Everdred didn't want to hang around that laboratory much longer. With the Andonuts men acting like nothing but glorified sloths, he could only imagine how the disfunctional but successful family was treating each other. Everdred arrived in Fourside after another rough trip. He spoke to Electra about his wackiest, least hostile case of his short career.

"Mr. T flew away on a meteorite, Venus is actually Mrs. Andonuts, and a cave man basically solved the case for you?" Electra's jaw dropped.

"Well when you put it like that; yes, I suppose that's exactly what happened."

"And we're still getting paid?"

"Yeah, despite the fact that I wanted to do the thing for free since it was for another one of those Chosen Four kids, the Andonuts family has agreed to pay. Investigating; what a profession."

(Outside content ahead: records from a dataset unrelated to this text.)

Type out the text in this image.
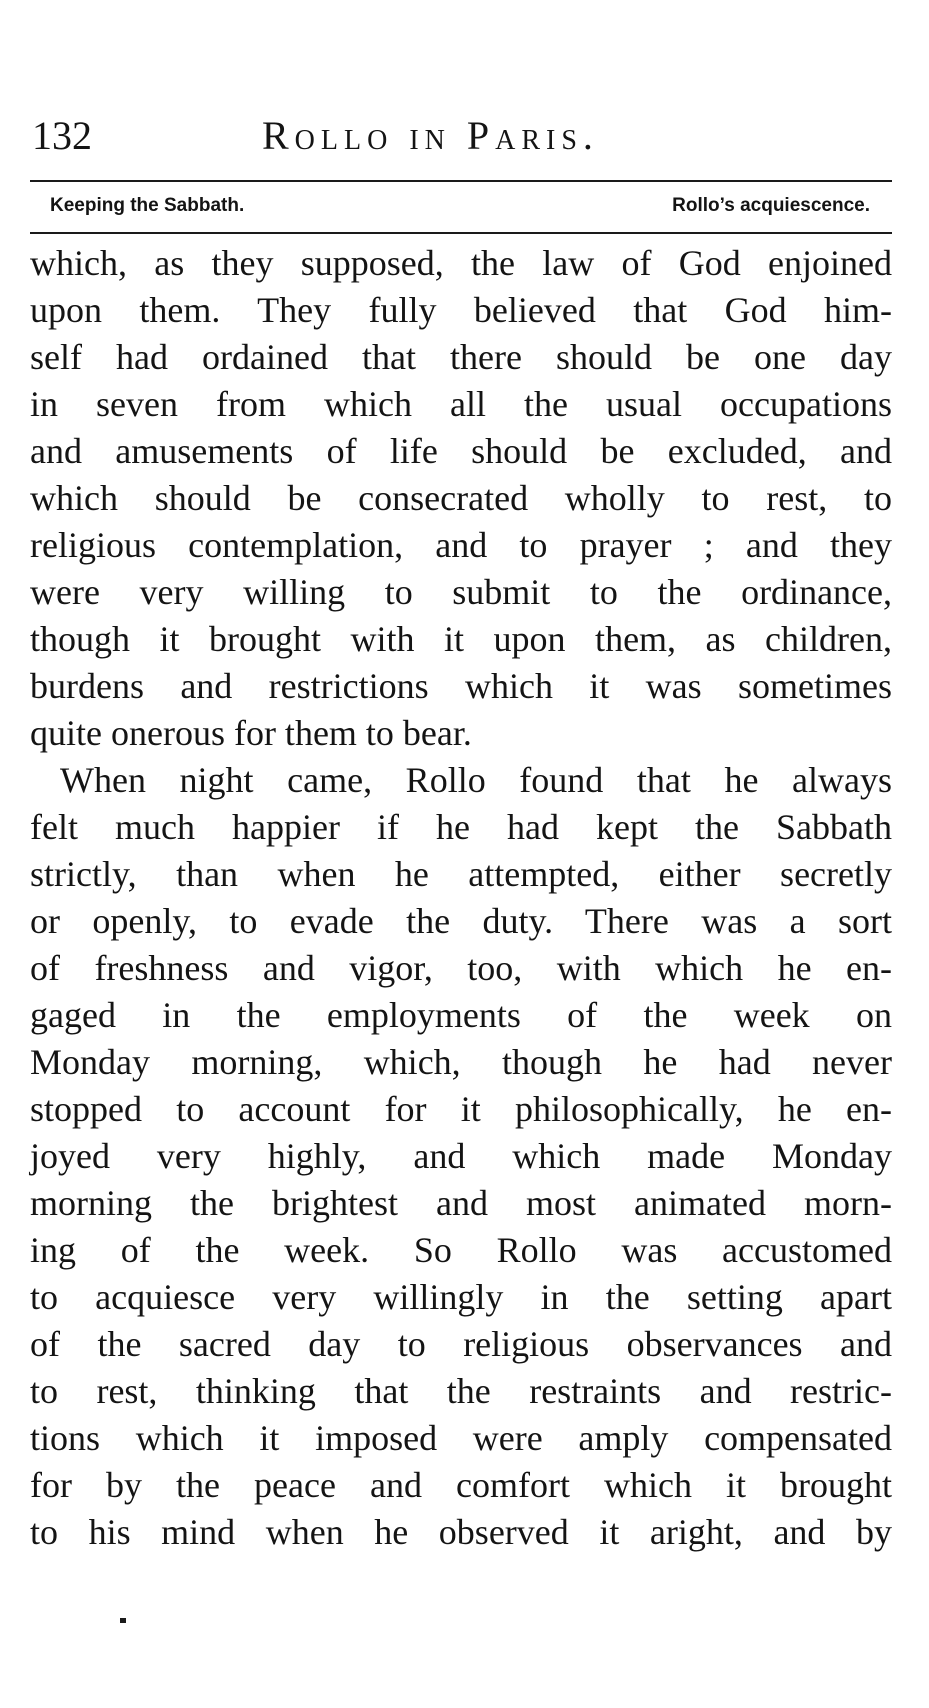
132	Rollo in Paris.
Keeping the Sabbath.	Rollo’s acquiescence.
which, as they supposed, the law of God enjoined
upon them. They fully believed that God him-
self had ordained that there should be one day
in seven from which all the usual occupations
and amusements of life should be excluded, and
which should be consecrated wholly to rest, to
religious contemplation, and to prayer ; and they
were very willing to submit to the ordinance,
though it brought with it upon them, as children,
burdens and restrictions which it was sometimes
quite onerous for them to bear.
When night came, Rollo found that he always
felt much happier if he had kept the Sabbath
strictly, than when he attempted, either secretly
or openly, to evade the duty. There was a sort
of freshness and vigor, too, with which he en-
gaged in the employments of the week on
Monday morning, which, though he had never
stopped to account for it philosophically, he en-
joyed very highly, and which made Monday
morning the brightest and most animated morn-
ing of the week. So Rollo was accustomed
to acquiesce very willingly in the setting apart
of the sacred day to religious observances and
to rest, thinking that the restraints and restric-
tions which it imposed were amply compensated
for by the peace and comfort which it brought
to his mind when he observed it aright, and by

Everdred slept for about three straight days. After the long lull, though, he was greeted with another of those great Electra phone calls.

"Yes, Electra?"

"Dred, we got a big case here. Apparently, someone has hijacked Brick Road's "Dungeon Man" body, and they've been bringing some chaos to Scaraba. Looks like a job for you. Brick Road says he'll pay plenty to bring his "Dungeon Man" body and peace back to the area."

"Great, I'll do it. See you soon."

"OK, boss."

What has the man gotten himself into? The guy faced a pretty big cakewalk assignment in the "missing Mrs. Andonuts" case, but Everdred was finally able to get through a case without the help of a sidekick. Sure he had some cave manlicious help, but it's not like the guy wasn't brave. He was getting read to tackle the biggest case of his life, and he knew the score. A dangerously hot climate, roaming Kraken, and yes, the occasional Pokey remains. All of that stuffage didn't matter to Everdred, though. It's not like he's going to strap on some meteorite and fly away anytime soon.